Model design considerations were addressed in almost all presentations. Different models were introduced and compared for risk prediction: linear regression, general linear model, and nonlinear models. Linear regression has the advantage of being easily understood by health care professionals. GLM models usually outperform linear regression for health care expenditure prediction. The weakness of the GLM models is the multiplicativity of the factors that lead to overprediction for patients with several comorbidities. Nonlinear models as random forests and neuronal networks are better at predicting healthcare expenditure if rich individual data are available. Yet, they make the justification of the mechanism behind resource allocation more difficult to present.
The evaluation of the models’ performance has been at the heart of all discussions. Presenters usually evaluated their model on their predictive power, using R², Root Mean Square Error and Hit ratio. On validation datasets, the gap between predicted and actual spending was also measured to ensure the fairness of the models. The operational impact of risk adjustment models on quality of care and overall well-being has also been raised, but at this stage without precise answers.
The selection of independent variables was also discussed. Differences in health care expenditure can reflect over- or under-use due to supplier-induced demand or inequities in access to care. Therefore, variables must be chosen based on their predictive power but also on the fairness of their expected impact. The ATIH has carried out tests showing that deprivation may lead to an under-use of health care services, subsequently leading to an underestimation of health spending for certain individuals. In those cases, variables have been excluded from the model to keep those that were closer to the true patient health status. On the other hand, the cost of caring for poorer individuals could be higher, and extra costs have to be accounted for in the model. More generally, endogeneity issues have had to be tackled.

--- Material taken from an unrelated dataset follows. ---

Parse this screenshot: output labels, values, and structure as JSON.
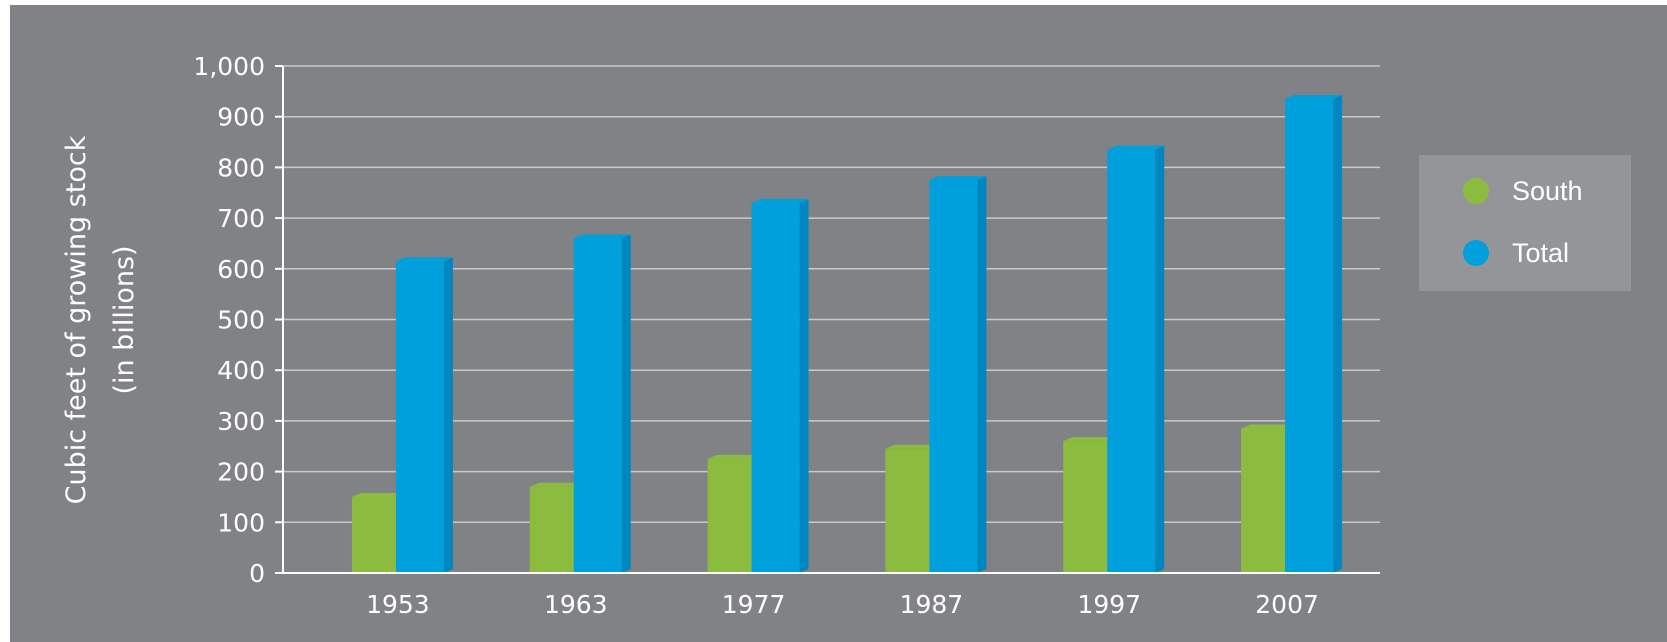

Almost all presentations addressed the issue of data completeness. Prediction models use administrative data from the CNAM that only include individuals with a positive medical care consumption for a given year. This is one of the main difficulties faced by researchers when predicting health care expenditure for the general population. Another difficulty is the fact that data capture health care refunding instead of health care status. To address this second issue, the CNAM has created a “map of diseases” that helps identify diseases based on information on health care consumptions. Almost all presenters indicated having used this tool.

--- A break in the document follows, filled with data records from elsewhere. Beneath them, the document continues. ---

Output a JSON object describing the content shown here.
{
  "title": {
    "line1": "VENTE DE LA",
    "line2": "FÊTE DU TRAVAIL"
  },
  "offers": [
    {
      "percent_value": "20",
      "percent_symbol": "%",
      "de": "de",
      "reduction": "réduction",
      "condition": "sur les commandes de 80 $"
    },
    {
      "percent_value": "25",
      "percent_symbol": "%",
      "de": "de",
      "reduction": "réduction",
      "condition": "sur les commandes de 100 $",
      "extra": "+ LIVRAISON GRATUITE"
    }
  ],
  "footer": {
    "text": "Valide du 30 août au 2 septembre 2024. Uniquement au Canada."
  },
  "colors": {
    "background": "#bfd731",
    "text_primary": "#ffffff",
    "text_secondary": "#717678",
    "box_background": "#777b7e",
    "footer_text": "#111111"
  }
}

One of the special features of the 2018 French experiments on risk-adjusted payments is the desire to co-construct the payment model with health care professionals. Meetings are periodically organized with the Ministry of health, the CNAM, and the experiment leaders to discuss the design of the payment model. While this increases adherence of professionals to the program, it may also lead to strategic behaviors from their part. The rationale given for the co-construction of the model is that professionals have intrinsic motivations to improve care quality which will translate in the choice of the best model for care improvement. Gaming issues have been raised during the workshops, especially for hip and knee replacement pathways, because an explicit threshold is defined above which patients will need to use rehabilitation care, influencing surgeons’ practice.

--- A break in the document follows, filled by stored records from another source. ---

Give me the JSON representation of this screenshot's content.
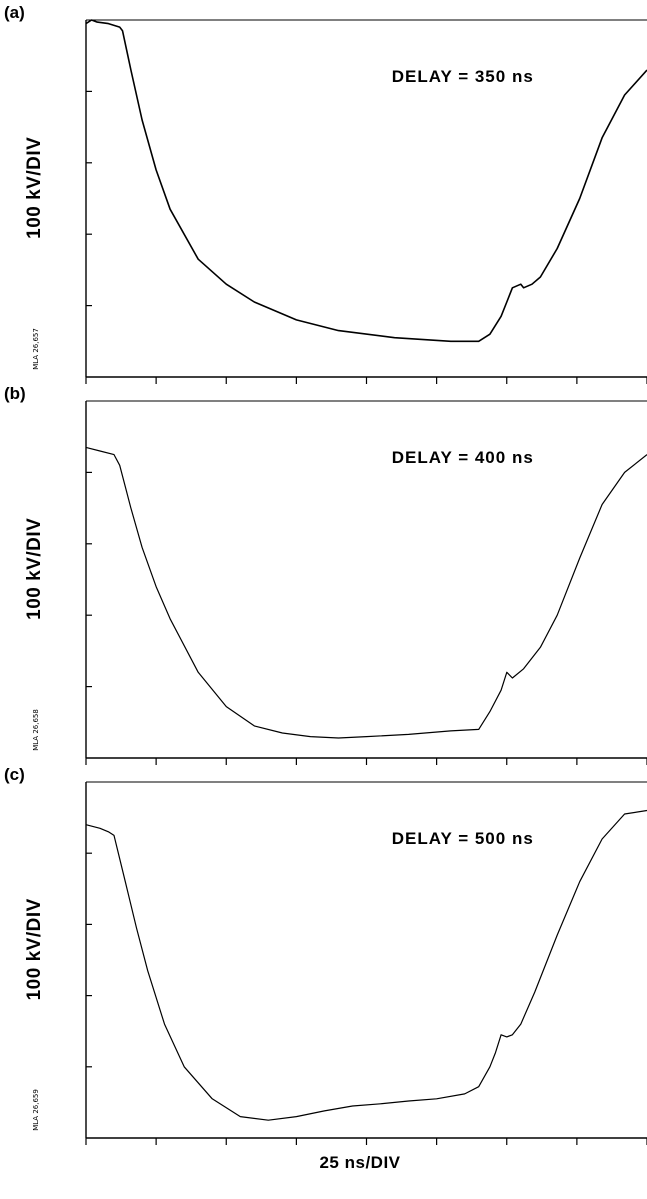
{
  "figure": {
    "x_axis_label": "25 ns/DIV"
  },
  "chart_data": [
    {
      "type": "line",
      "panel": "(a)",
      "annotation": "DELAY = 350 ns",
      "ylabel": "100 kV/DIV",
      "side_code": "MLA 26,657",
      "xlabel": "25 ns/DIV",
      "xlim": [
        0,
        200
      ],
      "ylim": [
        0,
        5
      ],
      "x_major_divisions": 8,
      "y_major_divisions": 5,
      "grid": false,
      "series": [
        {
          "x": [
            0,
            2,
            4,
            8,
            12,
            13,
            16,
            20,
            25,
            30,
            40,
            50,
            60,
            75,
            90,
            110,
            130,
            140,
            144,
            148,
            150,
            152,
            155,
            156,
            159,
            162,
            168,
            176,
            184,
            192,
            200
          ],
          "y": [
            4.95,
            5.0,
            4.97,
            4.95,
            4.9,
            4.85,
            4.3,
            3.6,
            2.9,
            2.35,
            1.65,
            1.3,
            1.05,
            0.8,
            0.65,
            0.55,
            0.5,
            0.5,
            0.6,
            0.85,
            1.05,
            1.25,
            1.3,
            1.25,
            1.3,
            1.4,
            1.8,
            2.5,
            3.35,
            3.95,
            4.3
          ]
        }
      ]
    },
    {
      "type": "line",
      "panel": "(b)",
      "annotation": "DELAY = 400 ns",
      "ylabel": "100 kV/DIV",
      "side_code": "MLA 26,658",
      "xlabel": "25 ns/DIV",
      "xlim": [
        0,
        200
      ],
      "ylim": [
        0,
        5
      ],
      "x_major_divisions": 8,
      "y_major_divisions": 5,
      "grid": false,
      "series": [
        {
          "x": [
            0,
            5,
            10,
            12,
            16,
            20,
            25,
            30,
            40,
            50,
            60,
            70,
            80,
            90,
            100,
            115,
            130,
            140,
            144,
            148,
            150,
            152,
            156,
            162,
            168,
            176,
            184,
            192,
            200
          ],
          "y": [
            4.35,
            4.3,
            4.25,
            4.1,
            3.5,
            2.95,
            2.4,
            1.95,
            1.2,
            0.72,
            0.45,
            0.35,
            0.3,
            0.28,
            0.3,
            0.33,
            0.38,
            0.4,
            0.65,
            0.95,
            1.2,
            1.12,
            1.25,
            1.55,
            2.0,
            2.8,
            3.55,
            4.0,
            4.25
          ]
        }
      ]
    },
    {
      "type": "line",
      "panel": "(c)",
      "annotation": "DELAY = 500 ns",
      "ylabel": "100 kV/DIV",
      "side_code": "MLA 26,659",
      "xlabel": "25 ns/DIV",
      "xlim": [
        0,
        200
      ],
      "ylim": [
        0,
        5
      ],
      "x_major_divisions": 8,
      "y_major_divisions": 5,
      "grid": false,
      "series": [
        {
          "x": [
            0,
            5,
            8,
            10,
            14,
            18,
            22,
            28,
            35,
            45,
            55,
            65,
            75,
            85,
            95,
            105,
            115,
            125,
            135,
            140,
            144,
            146,
            148,
            150,
            152,
            155,
            160,
            168,
            176,
            184,
            192,
            200
          ],
          "y": [
            4.4,
            4.35,
            4.3,
            4.25,
            3.6,
            2.95,
            2.35,
            1.6,
            1.0,
            0.55,
            0.3,
            0.25,
            0.3,
            0.38,
            0.45,
            0.48,
            0.52,
            0.55,
            0.62,
            0.72,
            1.0,
            1.2,
            1.45,
            1.42,
            1.45,
            1.6,
            2.05,
            2.85,
            3.6,
            4.2,
            4.55,
            4.6
          ]
        }
      ]
    }
  ]
}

These are the main subjects addressed during the 2020 Hospinnomics technical workshop and further updates are currently made in order to produce a synthesis on risk adjustment in France. Indeed, many features of the French healthcare system make this experience atypical and a publication would be of interest to other countries.
A final session is organized on 14 January 2021 (5pm-7pm). For this session, Randall Ellis (Boston University) will react to the work currently developed in France and give a presentation on Advanced Risk Adjusters and Predictive Formulas for Diagnosis-Based Risk Adjustment.